What are the funding options for buyers?
- Installment note: In many cases, the successor will not have the cash to buy your interest outright, so they may need to pay at least a portion of the cost in scheduled installments after the sale. In many cases, you may prefer to minimize the amount paid in installments because you will be dependent on the successor’s ability to run the firm profitably to meet the note payments.
- Life insurance: The successor could take out a life insurance policy on you, and its death benefit may be used to pay your family for your business interest if you die prematurely. It can also have cash value that offers some financial flexibility to pay you if you sell during your lifetime.
- Sinking fund: The successor may gradually build up a fund by making regular contributions in advance of the sale. However, if you die or leave the firm prematurely, the buyer may not have had enough time to build up the sinking fund to an amount sufficient to buy out you or your family.
- Outside loan: Traditional bank loans can help a successor come up with needed cash, but they may have to use business assets as collateral. Sometimes, an outside loan may be difficult for the new owner to get, since there is no credit history with your firm.
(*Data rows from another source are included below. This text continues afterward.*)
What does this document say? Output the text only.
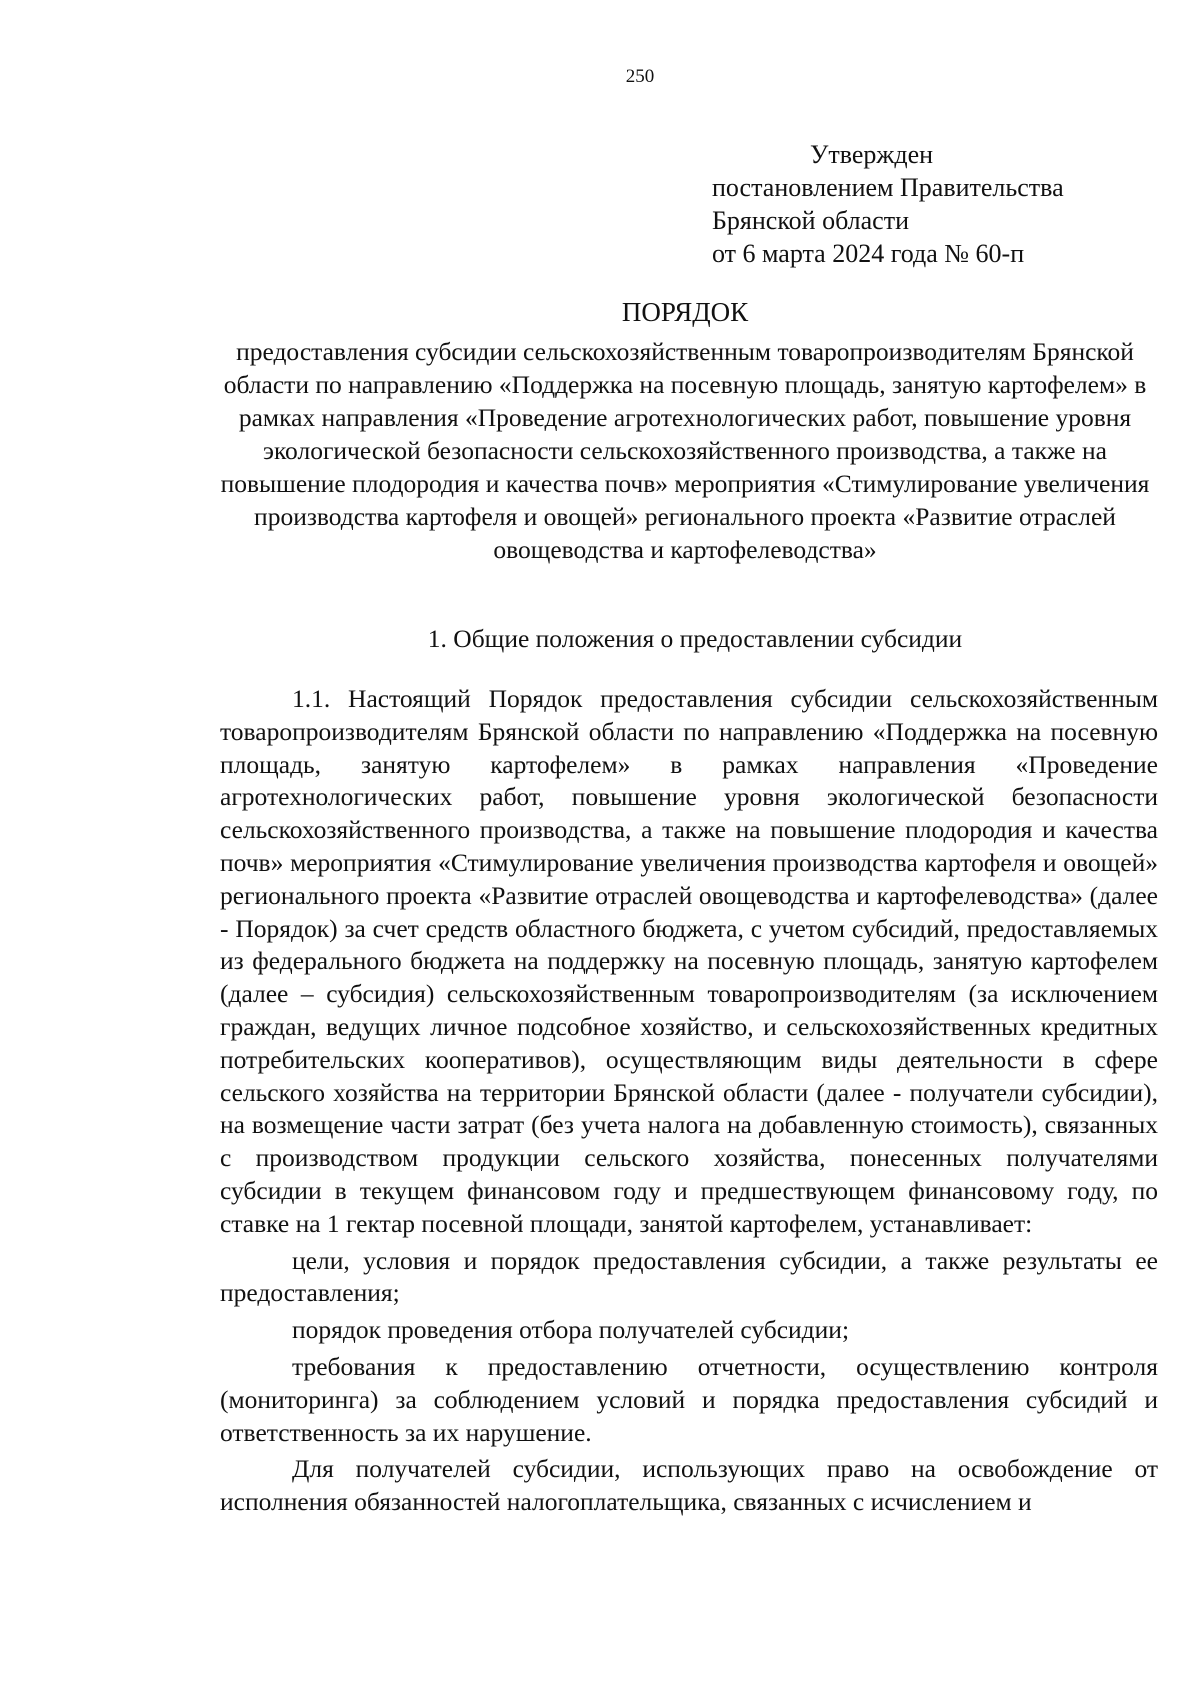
250
Утвержден
постановлением Правительства
Брянской области
от 6 марта 2024 года № 60-п
ПОРЯДОК
предоставления субсидии сельскохозяйственным товаропроизводителям Брянской области по направлению «Поддержка на посевную площадь, занятую картофелем» в рамках направления «Проведение агротехнологических работ, повышение уровня экологической безопасности сельскохозяйственного производства, а также на повышение плодородия и качества почв» мероприятия «Стимулирование увеличения производства картофеля и овощей» регионального проекта «Развитие отраслей овощеводства и картофелеводства»
1. Общие положения о предоставлении субсидии

1.1. Настоящий Порядок предоставления субсидии сельскохозяйственным товаропроизводителям Брянской области по направлению «Поддержка на посевную площадь, занятую картофелем» в рамках направления «Проведение агротехнологических работ, повышение уровня экологической безопасности сельскохозяйственного производства, а также на повышение плодородия и качества почв» мероприятия «Стимулирование увеличения производства картофеля и овощей» регионального проекта «Развитие отраслей овощеводства и картофелеводства» (далее - Порядок) за счет средств областного бюджета, с учетом субсидий, предоставляемых из федерального бюджета на поддержку на посевную площадь, занятую картофелем (далее – субсидия) сельскохозяйственным товаропроизводителям (за исключением граждан, ведущих личное подсобное хозяйство, и сельскохозяйственных кредитных потребительских кооперативов), осуществляющим виды деятельности в сфере сельского хозяйства на территории Брянской области (далее - получатели субсидии), на возмещение части затрат (без учета налога на добавленную стоимость), связанных с производством продукции сельского хозяйства, понесенных получателями субсидии в текущем финансовом году и предшествующем финансовому году, по ставке на 1 гектар посевной площади, занятой картофелем, устанавливает:

цели, условия и порядок предоставления субсидии, а также результаты ее предоставления;

порядок проведения отбора получателей субсидии;

требования к предоставлению отчетности, осуществлению контроля (мониторинга) за соблюдением условий и порядка предоставления субсидий и ответственность за их нарушение.

Для получателей субсидии, использующих право на освобождение от исполнения обязанностей налогоплательщика, связанных с исчислением и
The buyer will also most likely have to use business income to meet principal and interest payments.
- Cash on hand: In some circumstances, the successor will have enough cash to purchase the firm outright. This may be the case when a highly liquid external buyer, such as a private equity investor, will purchase your interest.
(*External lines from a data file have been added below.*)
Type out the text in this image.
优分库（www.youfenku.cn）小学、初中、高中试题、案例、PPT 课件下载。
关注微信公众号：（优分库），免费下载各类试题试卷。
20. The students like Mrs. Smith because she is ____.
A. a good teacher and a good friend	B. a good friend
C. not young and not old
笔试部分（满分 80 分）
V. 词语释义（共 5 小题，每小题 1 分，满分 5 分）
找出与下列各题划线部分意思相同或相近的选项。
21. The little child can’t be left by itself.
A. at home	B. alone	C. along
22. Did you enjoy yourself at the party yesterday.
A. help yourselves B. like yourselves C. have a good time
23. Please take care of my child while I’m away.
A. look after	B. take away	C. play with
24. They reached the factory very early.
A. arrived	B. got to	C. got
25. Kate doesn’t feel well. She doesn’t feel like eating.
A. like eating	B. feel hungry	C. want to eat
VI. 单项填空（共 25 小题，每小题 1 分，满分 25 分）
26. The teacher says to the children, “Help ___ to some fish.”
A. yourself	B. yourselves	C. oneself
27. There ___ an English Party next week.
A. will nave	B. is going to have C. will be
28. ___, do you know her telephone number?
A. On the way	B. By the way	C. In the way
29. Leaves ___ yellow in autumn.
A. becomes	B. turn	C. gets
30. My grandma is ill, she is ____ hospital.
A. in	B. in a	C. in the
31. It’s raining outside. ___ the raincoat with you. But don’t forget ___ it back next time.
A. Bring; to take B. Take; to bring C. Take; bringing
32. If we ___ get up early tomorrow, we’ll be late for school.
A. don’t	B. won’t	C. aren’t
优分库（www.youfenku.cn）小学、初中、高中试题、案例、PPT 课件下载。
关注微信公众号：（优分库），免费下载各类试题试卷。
The value of periodic review
Succession planning is an ongoing process, and you’ll need to revisit the plan from time to time to make sure it still meets the parties’ goals and is appropriately funded. A review is also a good opportunity to confirm that you’re up to speed with how the business has changed. You can ask yourself questions like:
- Is this still the plan that I want?
- Has the value of the business outpaced the funding?
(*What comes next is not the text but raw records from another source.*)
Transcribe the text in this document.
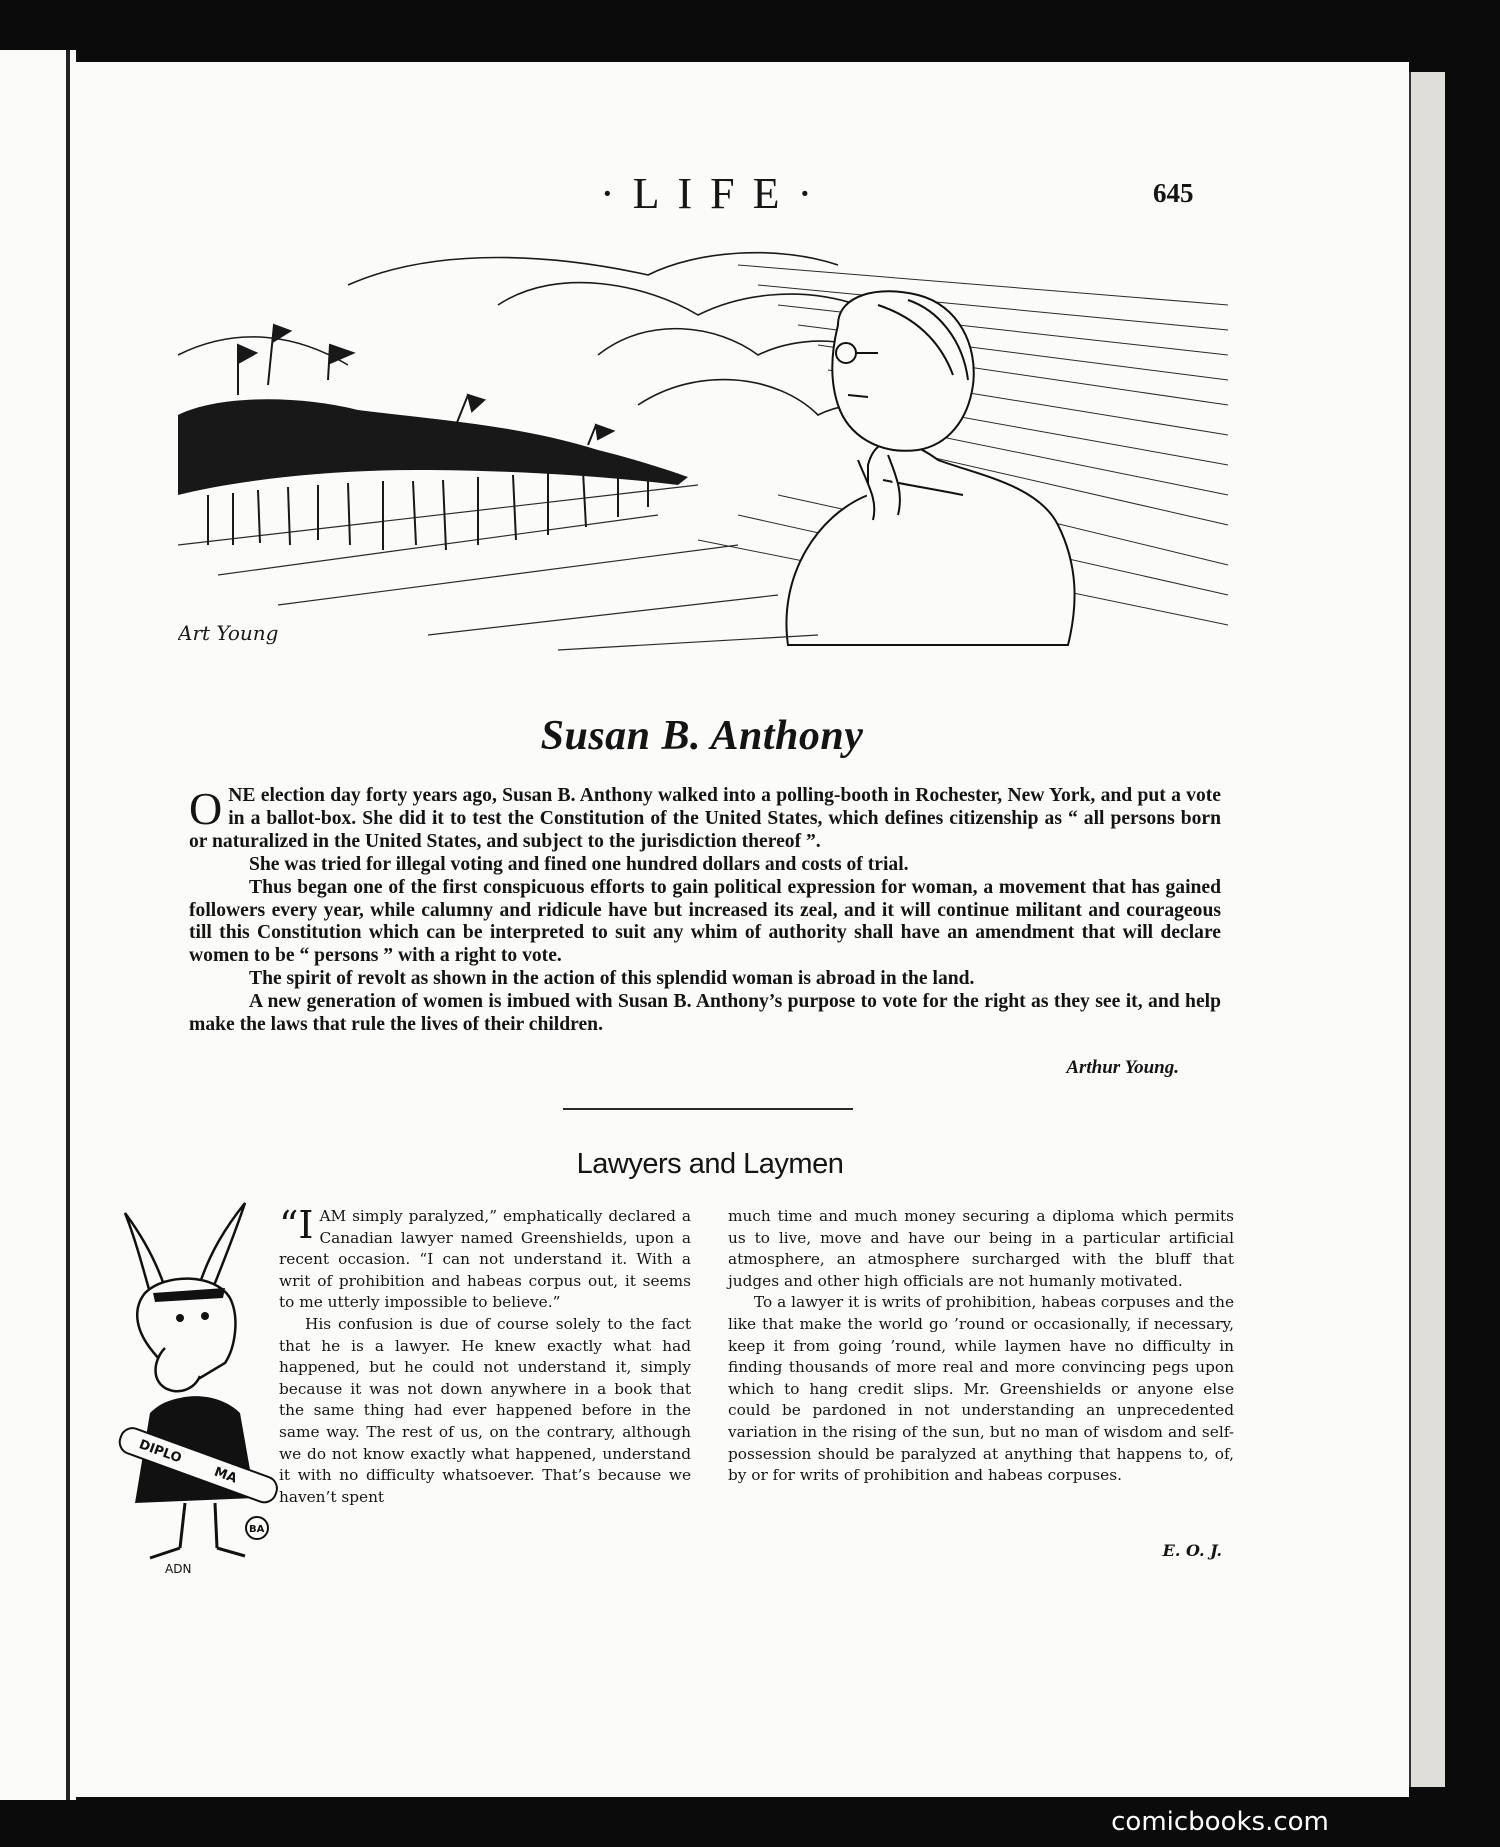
·LIFE·	645
Art Young
Susan B. Anthony

ONE election day forty years ago, Susan B. Anthony walked into a polling-booth in Rochester, New York, and put a vote in a ballot-box. She did it to test the Constitution of the United States, which defines citizenship as “ all persons born or naturalized in the United States, and subject to the jurisdiction thereof ”.

She was tried for illegal voting and fined one hundred dollars and costs of trial.

Thus began one of the first conspicuous efforts to gain political expression for woman, a movement that has gained followers every year, while calumny and ridicule have but increased its zeal, and it will continue militant and courageous till this Constitution which can be interpreted to suit any whim of authority shall have an amendment that will declare women to be “ persons ” with a right to vote.

The spirit of revolt as shown in the action of this splendid woman is abroad in the land.

A new generation of women is imbued with Susan B. Anthony’s purpose to vote for the right as they see it, and help make the laws that rule the lives of their children.

Arthur Young.
Lawyers and Laymen
DIPLO
MA
BA
ADN

“I AM simply paralyzed,” emphatically declared a Canadian lawyer named Greenshields, upon a recent occasion. “I can not understand it. With a writ of prohibition and habeas corpus out, it seems to me utterly impossible to believe.”

His confusion is due of course solely to the fact that he is a lawyer. He knew exactly what had happened, but he could not understand it, simply because it was not down anywhere in a book that the same thing had ever happened before in the same way. The rest of us, on the contrary, although we do not know exactly what happened, understand it with no difficulty whatsoever. That’s because we haven’t spent

much time and much money securing a diploma which permits us to live, move and have our being in a particular artificial atmosphere, an atmosphere surcharged with the bluff that judges and other high officials are not humanly motivated.

To a lawyer it is writs of prohibition, habeas corpuses and the like that make the world go ’round or occasionally, if necessary, keep it from going ’round, while laymen have no difficulty in finding thousands of more real and more convincing pegs upon which to hang credit slips. Mr. Greenshields or anyone else could be pardoned in not understanding an unprecedented variation in the rising of the sun, but no man of wisdom and self-possession should be paralyzed at anything that happens to, of, by or for writs of prohibition and habeas corpuses.

E. O. J.
comicbooks.com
- Are the key parties involved aware and aligned with the plan?
- Is the plan in writing and does someone know where to find it?
Looking ahead
Whether you plan to retire soon or years down the line, business succession planning works best when it is initiated well in advance of the triggers that could cause an unforeseen transition. For financial professionals, succession planning isn’t about endings; it’s about continuity and legacy. Whether you envision stepping back into retirement, pursuing new ventures, or mentoring others in the field, a thoughtful succession plan ensures your firm is positioned for lasting success. By identifying a successor who understands your vision, laying out a strategy to prepare your clients and your team, and ensuring all transitions are planned in detail, you’ll not only set your business up for success—you’ll also honor the trust your clients and team place in you. Your future—and the future of your firm—deserves the best foundation possible.